Dans la préfecture de Guéckédou, l’état préoccupant d’un pont situé sur l’axe reliant la commune urbaine à la sous-préfecture de Témessadou-Djigbo suscite de vives inquiétudes au sein des populations. Avec l’installation progressive de la saison des pluies et son cortège de fortes précipitations, le risque d’effondrement de cet ouvrage d’intérêt communautaire devient de plus en plus réel, faisant planer la menace d’un isolement de plusieurs localités dont la vie socioéconomique dépend étroitement de cette infrastructure.

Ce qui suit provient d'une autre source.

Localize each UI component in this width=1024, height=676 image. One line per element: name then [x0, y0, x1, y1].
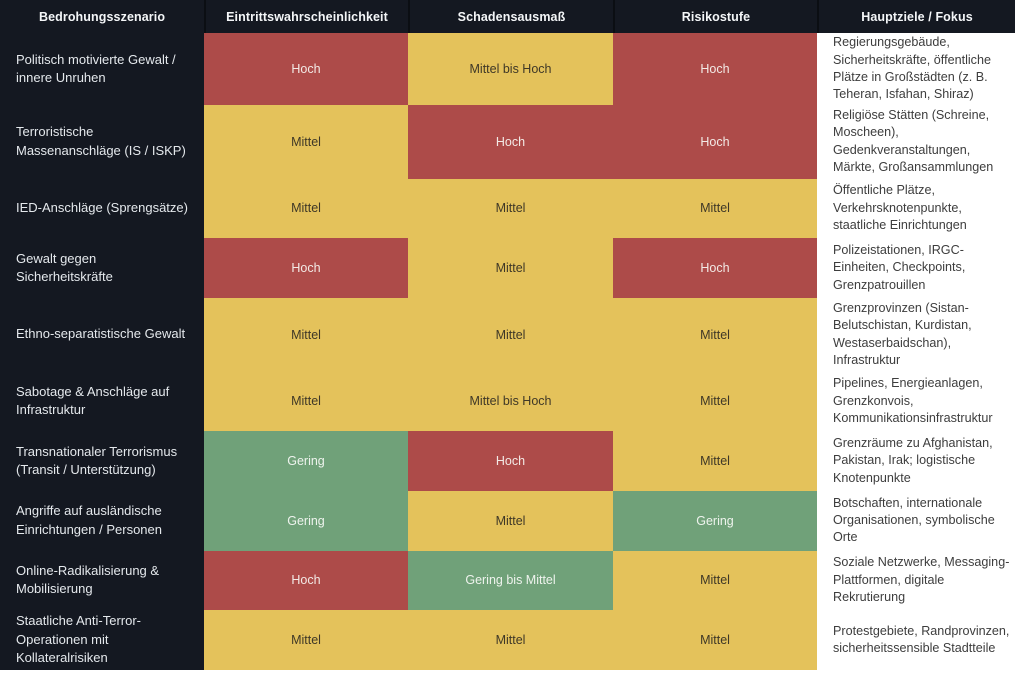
- scenario-cell-row-8: Angriffe auf ausländische Einrichtungen …: [0, 490, 204, 551]
- probability-cell-row-3: Mittel: [204, 178, 408, 239]
- damage-cell-row-4: Mittel: [408, 238, 613, 298]
- targets-cell-row-6: Pipelines, Energieanlagen, Grenzkonvois,…: [817, 371, 1024, 432]
- probability-cell-row-1: Hoch: [204, 33, 408, 105]
- damage-cell-row-1: Mittel bis Hoch: [408, 33, 613, 105]
- risk-cell-row-4: Hoch: [613, 238, 817, 298]
- scenario-cell-row-1: Politisch motivierte Gewalt / innere Unr…: [0, 33, 204, 105]
- scenario-cell-row-3: IED-Anschläge (Sprengsätze): [0, 178, 204, 239]
- probability-cell-row-9: Hoch: [204, 550, 408, 611]
- probability-cell-row-10: Mittel: [204, 610, 408, 670]
- targets-cell-row-2: Religiöse Stätten (Schreine, Moscheen), …: [817, 105, 1024, 179]
- scenario-cell-row-7: Transnationaler Terrorismus (Transit / U…: [0, 431, 204, 491]
- damage-cell-row-8: Mittel: [408, 490, 613, 551]
- probability-cell-row-7: Gering: [204, 431, 408, 491]
- scenario-cell-row-10: Staatliche Anti-Terror-Operationen mit K…: [0, 610, 204, 670]
- column-header-damage: Schadensausmaß: [408, 0, 613, 33]
- scenario-cell-row-9: Online-Radikalisierung & Mobilisierung: [0, 550, 204, 611]
- column-header-scenario: Bedrohungsszenario: [0, 0, 204, 33]
- damage-cell-row-3: Mittel: [408, 178, 613, 239]
- scenario-cell-row-4: Gewalt gegen Sicherheitskräfte: [0, 238, 204, 298]
- risk-cell-row-10: Mittel: [613, 610, 817, 670]
- targets-cell-row-5: Grenzprovinzen (Sistan-Belutschistan, Ku…: [817, 297, 1024, 372]
- scenario-cell-row-2: Terroristische Massenanschläge (IS / ISK…: [0, 105, 204, 179]
- damage-cell-row-9: Gering bis Mittel: [408, 550, 613, 611]
- damage-cell-row-7: Hoch: [408, 431, 613, 491]
- targets-cell-row-3: Öffentliche Plätze, Verkehrsknotenpunkte…: [817, 178, 1024, 239]
- column-header-targets: Hauptziele / Fokus: [817, 0, 1015, 33]
- targets-cell-row-7: Grenzräume zu Afghanistan, Pakistan, Ira…: [817, 431, 1024, 491]
- damage-cell-row-2: Hoch: [408, 105, 613, 179]
- column-header-probability: Eintrittswahrscheinlichkeit: [204, 0, 408, 33]
- damage-cell-row-5: Mittel: [408, 297, 613, 372]
- risk-cell-row-6: Mittel: [613, 371, 817, 432]
- risk-cell-row-5: Mittel: [613, 297, 817, 372]
- risk-cell-row-3: Mittel: [613, 178, 817, 239]
- scenario-cell-row-6: Sabotage & Anschläge auf Infrastruktur: [0, 371, 204, 432]
- risk-cell-row-1: Hoch: [613, 33, 817, 105]
- probability-cell-row-8: Gering: [204, 490, 408, 551]
- targets-cell-row-8: Botschaften, internationale Organisation…: [817, 490, 1024, 551]
- scenario-cell-row-5: Ethno-separatistische Gewalt: [0, 297, 204, 372]
- targets-cell-row-10: Protestgebiete, Randprovinzen, sicherhei…: [817, 610, 1024, 670]
- probability-cell-row-5: Mittel: [204, 297, 408, 372]
- probability-cell-row-4: Hoch: [204, 238, 408, 298]
- risk-cell-row-7: Mittel: [613, 431, 817, 491]
- targets-cell-row-9: Soziale Netzwerke, Messaging-Plattformen…: [817, 550, 1024, 611]
- targets-cell-row-4: Polizeistationen, IRGC-Einheiten, Checkp…: [817, 238, 1024, 298]
- targets-cell-row-1: Regierungsgebäude, Sicherheitskräfte, öf…: [817, 33, 1024, 105]
- damage-cell-row-10: Mittel: [408, 610, 613, 670]
- risk-cell-row-8: Gering: [613, 490, 817, 551]
- risk-cell-row-9: Mittel: [613, 550, 817, 611]
- probability-cell-row-2: Mittel: [204, 105, 408, 179]
- probability-cell-row-6: Mittel: [204, 371, 408, 432]
- damage-cell-row-6: Mittel bis Hoch: [408, 371, 613, 432]
- column-header-risk: Risikostufe: [613, 0, 817, 33]
- risk-cell-row-2: Hoch: [613, 105, 817, 179]
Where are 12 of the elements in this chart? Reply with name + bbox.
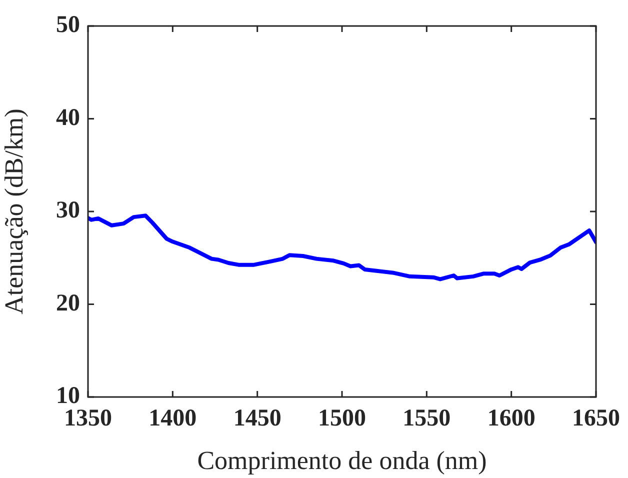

Sur le terrain, les signes de dégradation sont visibles. L’ouvrage présente des indices avancés de fragilisation qui interpellent aussi bien les riverains que les usagers. Sous l’effet conjugué du temps, de l’usure et des intempéries, sa résistance semble s’amenuiser, nourrissant de légitimes inquiétudes quant à sa pérennité. Les fortes pluies enregistrées ces dernières semaines auraient, selon plusieurs observateurs, accéléré sa détérioration et renforcé les craintes d’une rupture imminente.
Bien plus qu’un simple ouvrage de franchissement, ce pont constitue un maillon essentiel du réseau de desserte locale. Il assure quotidiennement la circulation des personnes et des biens, facilite les échanges commerciaux entre les communautés et permet l’accès aux services sociaux de base, notamment la santé et l’éducation. Son éventuelle mise hors service aurait des conséquences majeures sur la mobilité et les conditions de vie des habitants.
« Nous traversons désormais ce pont avec une appréhension permanente. Son état se dégrade de façon inquiétante et nous craignons qu’il ne cède à tout moment. Si aucune mesure urgente n’est prise, plusieurs villages pourraient se retrouver totalement coupés du reste de la préfecture durant la saison des pluies », témoigne un usager visiblement inquiet.
Les acteurs économiques de la zone figurent parmi les premiers à mesurer l’ampleur des risques. Dans cette localité à forte vocation agricole, l’ouvrage constitue une voie de passage indispensable pour l’acheminement des productions vers les marchés locaux et régionaux. Son effondrement compromettrait sérieusement les circuits d’approvisionnement et de commercialisation, avec des répercussions directes sur les revenus des producteurs et la stabilité des échanges.
Pour Mamadou Camara, agriculteur de la localité, l’urgence d’une intervention ne fait aucun doute : « Nos récoltes constituent l’unique source de revenus de nombreuses familles. Si ce pont venait à disparaître, les agriculteurs seraient confrontés à d’énormes difficultés pour écouler leurs productions. Les pertes économiques seraient considérables et les conséquences se feraient ressentir sur toute la chaîne commerciale », explique-t-il.
Au-delà de la dimension économique, les populations attirent également l’attention sur les enjeux humanitaires liés à la dégradation de l’infrastructure. En cas d’urgence sanitaire, l’impraticabilité de cet axe pourrait compromettre l’évacuation rapide des patients vers les structures de santé, exposant davantage les femmes enceintes, les enfants et les personnes vulnérables à des situations potentiellement dramatiques.
Dans l’attente d’une réponse concrète des autorités, les populations continuent d’emprunter quotidiennement ce passage vital, entre nécessité et inquiétude. Pour elles, la sauvegarde de cette infrastructure dépasse désormais la simple question de mobilité : elle constitue un impératif de sécurité, de développement local et de cohésion territoriale pour l’ensemble des communautés concernées.